Fort de cette communauté d'intérêt sans véritable sympathie, le communisme utilise l'Islam arabe pour tourner par le Sud le front de résistance dressé par l'Occident et distraire celui-ci de ce qui se passe ailleurs. La Méditerranée devient ainsi le théâtre d'une manœuvre d'enveloppement hostile qui la coupe en deux comme aux temps héroïques de Lépante.
Il y a, comme alors, une sorte d'alliance du monde civilisé, l'OTAN, mais, comme alors, la France la boude.
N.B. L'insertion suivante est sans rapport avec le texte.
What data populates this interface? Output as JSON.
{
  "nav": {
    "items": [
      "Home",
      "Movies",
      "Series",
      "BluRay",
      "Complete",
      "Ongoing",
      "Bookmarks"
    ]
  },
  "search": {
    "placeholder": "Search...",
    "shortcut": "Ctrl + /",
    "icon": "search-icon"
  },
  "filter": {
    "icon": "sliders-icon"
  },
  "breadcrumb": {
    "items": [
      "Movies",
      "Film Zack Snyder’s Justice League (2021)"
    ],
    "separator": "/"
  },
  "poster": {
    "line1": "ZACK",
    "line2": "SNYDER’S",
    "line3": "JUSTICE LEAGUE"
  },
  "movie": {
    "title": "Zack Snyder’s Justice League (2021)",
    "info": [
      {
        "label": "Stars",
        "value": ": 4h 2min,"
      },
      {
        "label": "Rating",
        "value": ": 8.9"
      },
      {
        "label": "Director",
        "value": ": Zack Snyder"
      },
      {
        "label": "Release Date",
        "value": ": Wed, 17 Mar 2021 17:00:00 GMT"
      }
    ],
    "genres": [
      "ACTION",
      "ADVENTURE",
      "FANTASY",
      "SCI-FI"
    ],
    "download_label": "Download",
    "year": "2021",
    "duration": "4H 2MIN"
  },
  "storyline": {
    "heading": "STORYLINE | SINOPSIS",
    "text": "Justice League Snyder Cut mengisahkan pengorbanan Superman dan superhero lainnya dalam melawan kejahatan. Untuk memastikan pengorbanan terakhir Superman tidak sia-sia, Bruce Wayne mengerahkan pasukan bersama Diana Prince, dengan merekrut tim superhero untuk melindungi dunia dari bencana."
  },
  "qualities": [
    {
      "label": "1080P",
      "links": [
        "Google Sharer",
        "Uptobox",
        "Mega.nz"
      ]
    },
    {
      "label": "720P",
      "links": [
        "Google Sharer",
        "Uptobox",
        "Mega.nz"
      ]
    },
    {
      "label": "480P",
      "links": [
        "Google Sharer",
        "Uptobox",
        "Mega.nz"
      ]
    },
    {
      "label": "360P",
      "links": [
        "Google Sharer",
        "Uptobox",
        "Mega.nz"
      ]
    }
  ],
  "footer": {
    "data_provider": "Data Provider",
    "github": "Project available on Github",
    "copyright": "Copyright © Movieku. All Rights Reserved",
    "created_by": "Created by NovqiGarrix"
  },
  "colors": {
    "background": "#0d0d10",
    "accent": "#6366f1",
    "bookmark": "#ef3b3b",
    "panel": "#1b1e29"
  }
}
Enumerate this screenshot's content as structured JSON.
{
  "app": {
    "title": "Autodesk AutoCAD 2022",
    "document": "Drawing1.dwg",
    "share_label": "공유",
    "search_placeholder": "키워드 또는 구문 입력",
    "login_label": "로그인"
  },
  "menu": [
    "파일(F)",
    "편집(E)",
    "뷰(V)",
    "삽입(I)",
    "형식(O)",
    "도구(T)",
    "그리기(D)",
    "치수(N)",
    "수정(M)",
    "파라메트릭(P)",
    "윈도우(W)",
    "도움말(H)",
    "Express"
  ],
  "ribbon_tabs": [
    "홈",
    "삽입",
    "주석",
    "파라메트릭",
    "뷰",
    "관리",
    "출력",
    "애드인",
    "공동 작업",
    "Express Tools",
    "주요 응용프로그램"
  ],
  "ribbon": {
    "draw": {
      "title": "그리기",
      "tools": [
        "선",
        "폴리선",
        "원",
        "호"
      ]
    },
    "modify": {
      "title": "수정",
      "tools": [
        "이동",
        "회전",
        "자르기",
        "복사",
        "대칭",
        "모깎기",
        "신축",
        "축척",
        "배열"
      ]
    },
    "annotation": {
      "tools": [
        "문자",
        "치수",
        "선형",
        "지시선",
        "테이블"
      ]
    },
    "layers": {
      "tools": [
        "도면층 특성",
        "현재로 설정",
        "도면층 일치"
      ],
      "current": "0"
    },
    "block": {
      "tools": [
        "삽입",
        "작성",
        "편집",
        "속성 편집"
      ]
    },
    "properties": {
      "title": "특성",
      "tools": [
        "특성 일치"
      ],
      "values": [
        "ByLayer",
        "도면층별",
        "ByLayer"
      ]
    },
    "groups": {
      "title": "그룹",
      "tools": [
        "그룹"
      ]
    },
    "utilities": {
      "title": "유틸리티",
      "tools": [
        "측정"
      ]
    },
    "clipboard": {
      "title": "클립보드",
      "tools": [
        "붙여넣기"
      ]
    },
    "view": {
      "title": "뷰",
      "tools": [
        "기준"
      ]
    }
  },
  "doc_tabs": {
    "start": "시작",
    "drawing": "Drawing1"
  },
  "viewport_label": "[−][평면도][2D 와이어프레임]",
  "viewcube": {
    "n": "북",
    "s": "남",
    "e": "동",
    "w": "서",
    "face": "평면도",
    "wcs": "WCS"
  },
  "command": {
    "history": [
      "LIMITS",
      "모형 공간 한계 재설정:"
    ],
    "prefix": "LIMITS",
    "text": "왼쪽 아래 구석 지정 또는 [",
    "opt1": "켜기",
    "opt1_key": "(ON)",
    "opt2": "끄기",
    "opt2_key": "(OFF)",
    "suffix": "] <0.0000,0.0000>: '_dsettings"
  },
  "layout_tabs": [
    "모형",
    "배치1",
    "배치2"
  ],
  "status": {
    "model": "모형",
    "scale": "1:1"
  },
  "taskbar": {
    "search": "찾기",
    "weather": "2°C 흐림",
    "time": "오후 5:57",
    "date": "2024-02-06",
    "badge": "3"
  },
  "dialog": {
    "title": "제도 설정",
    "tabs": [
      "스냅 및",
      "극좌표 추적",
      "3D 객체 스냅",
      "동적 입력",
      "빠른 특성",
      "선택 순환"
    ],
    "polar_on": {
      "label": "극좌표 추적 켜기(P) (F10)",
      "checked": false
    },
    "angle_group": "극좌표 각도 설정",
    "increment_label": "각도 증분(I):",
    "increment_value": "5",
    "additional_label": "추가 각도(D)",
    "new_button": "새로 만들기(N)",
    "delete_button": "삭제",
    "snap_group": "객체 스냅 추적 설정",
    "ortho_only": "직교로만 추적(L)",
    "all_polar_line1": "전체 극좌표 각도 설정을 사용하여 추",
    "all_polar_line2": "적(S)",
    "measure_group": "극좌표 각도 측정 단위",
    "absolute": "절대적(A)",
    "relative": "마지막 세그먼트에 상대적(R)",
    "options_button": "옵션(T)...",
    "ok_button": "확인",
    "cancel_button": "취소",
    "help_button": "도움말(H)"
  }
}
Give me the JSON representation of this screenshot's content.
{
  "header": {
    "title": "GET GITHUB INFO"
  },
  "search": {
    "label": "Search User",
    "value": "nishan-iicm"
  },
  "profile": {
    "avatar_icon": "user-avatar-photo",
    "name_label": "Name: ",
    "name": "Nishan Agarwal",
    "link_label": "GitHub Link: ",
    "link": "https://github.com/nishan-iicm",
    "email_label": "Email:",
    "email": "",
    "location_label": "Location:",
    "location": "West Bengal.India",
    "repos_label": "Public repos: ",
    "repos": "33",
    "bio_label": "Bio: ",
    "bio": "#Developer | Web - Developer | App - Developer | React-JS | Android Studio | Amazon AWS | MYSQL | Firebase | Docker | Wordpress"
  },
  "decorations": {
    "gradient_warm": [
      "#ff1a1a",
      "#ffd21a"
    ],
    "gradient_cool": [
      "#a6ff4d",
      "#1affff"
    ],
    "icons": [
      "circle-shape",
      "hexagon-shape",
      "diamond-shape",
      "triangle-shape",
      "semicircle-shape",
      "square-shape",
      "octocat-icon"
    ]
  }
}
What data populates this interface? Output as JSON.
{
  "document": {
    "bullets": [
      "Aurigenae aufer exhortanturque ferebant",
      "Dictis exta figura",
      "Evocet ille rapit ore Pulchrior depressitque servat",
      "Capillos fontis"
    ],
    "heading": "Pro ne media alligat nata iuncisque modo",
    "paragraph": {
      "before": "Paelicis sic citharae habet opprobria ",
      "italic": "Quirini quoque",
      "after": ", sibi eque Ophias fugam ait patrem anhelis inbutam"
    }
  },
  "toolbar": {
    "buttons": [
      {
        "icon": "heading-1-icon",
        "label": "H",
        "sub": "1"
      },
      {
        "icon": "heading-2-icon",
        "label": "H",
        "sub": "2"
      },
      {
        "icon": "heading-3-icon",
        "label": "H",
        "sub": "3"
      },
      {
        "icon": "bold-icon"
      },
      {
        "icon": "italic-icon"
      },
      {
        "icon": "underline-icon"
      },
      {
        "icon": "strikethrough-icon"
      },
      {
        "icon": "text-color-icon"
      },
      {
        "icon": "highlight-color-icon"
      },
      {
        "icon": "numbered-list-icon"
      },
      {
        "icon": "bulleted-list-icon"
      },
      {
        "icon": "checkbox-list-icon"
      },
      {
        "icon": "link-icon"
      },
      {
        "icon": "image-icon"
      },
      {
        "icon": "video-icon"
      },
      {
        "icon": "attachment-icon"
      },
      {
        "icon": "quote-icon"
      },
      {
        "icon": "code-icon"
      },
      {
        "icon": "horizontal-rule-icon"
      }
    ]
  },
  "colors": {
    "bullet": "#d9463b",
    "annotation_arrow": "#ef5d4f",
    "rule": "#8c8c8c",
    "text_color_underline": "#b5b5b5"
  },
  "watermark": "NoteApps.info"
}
De plus, et sans parler, par exemple du travail communiste en Italie, l'alliance a des points faibles.
Depuis vingt-cinq ans la Grèce se débat contre le communisme. De justesse ses militaires l'ont empêchée d'y glisser. Mais leur régime est précaire ou plutôt rendu tel par les critiques de l'intelligentsia occidentale qui n'arrive pas à comprendre l'impossibilité pour un pays de se plier aux règles sacro-saintes de la démocratie parlementaire quand il est au bord de la guerre civile.
La Turquie, ennemie héréditaire de la Grèce depuis Byzance et les sultans ottomans, constitue un autre chaînon énigmatique. Mitoyen de la Russie, le régime très laïc fondé par Mustapha Kemal a fait longtemps excellent ménage avec les Soviets. Il a fallu l'intention manifestée en 1945 par Staline, dans l'excitation de la victoire, de mettre la main sur les Détroits pour jeter la Turquie dans les bras de l'Amérique. Tant qu'elle aura l'impression d'être efficacement soutenue, la Turquie, qui a une des meilleures armées classiques du monde, restera fidèle. Mais elle est au contact immédiat des chars et de la flotte soviétiques, et si elle arrive à douter un jour d'un appui immédiat ou si l'affaire de l'île indubitablement grecque de Chypre la brouille avec Athènes, elle pourrait se replier, comme dans la dernière guerre, dans une attitude de neutralité, qui faciliterait l'accès de Moscou à la Méditerranée.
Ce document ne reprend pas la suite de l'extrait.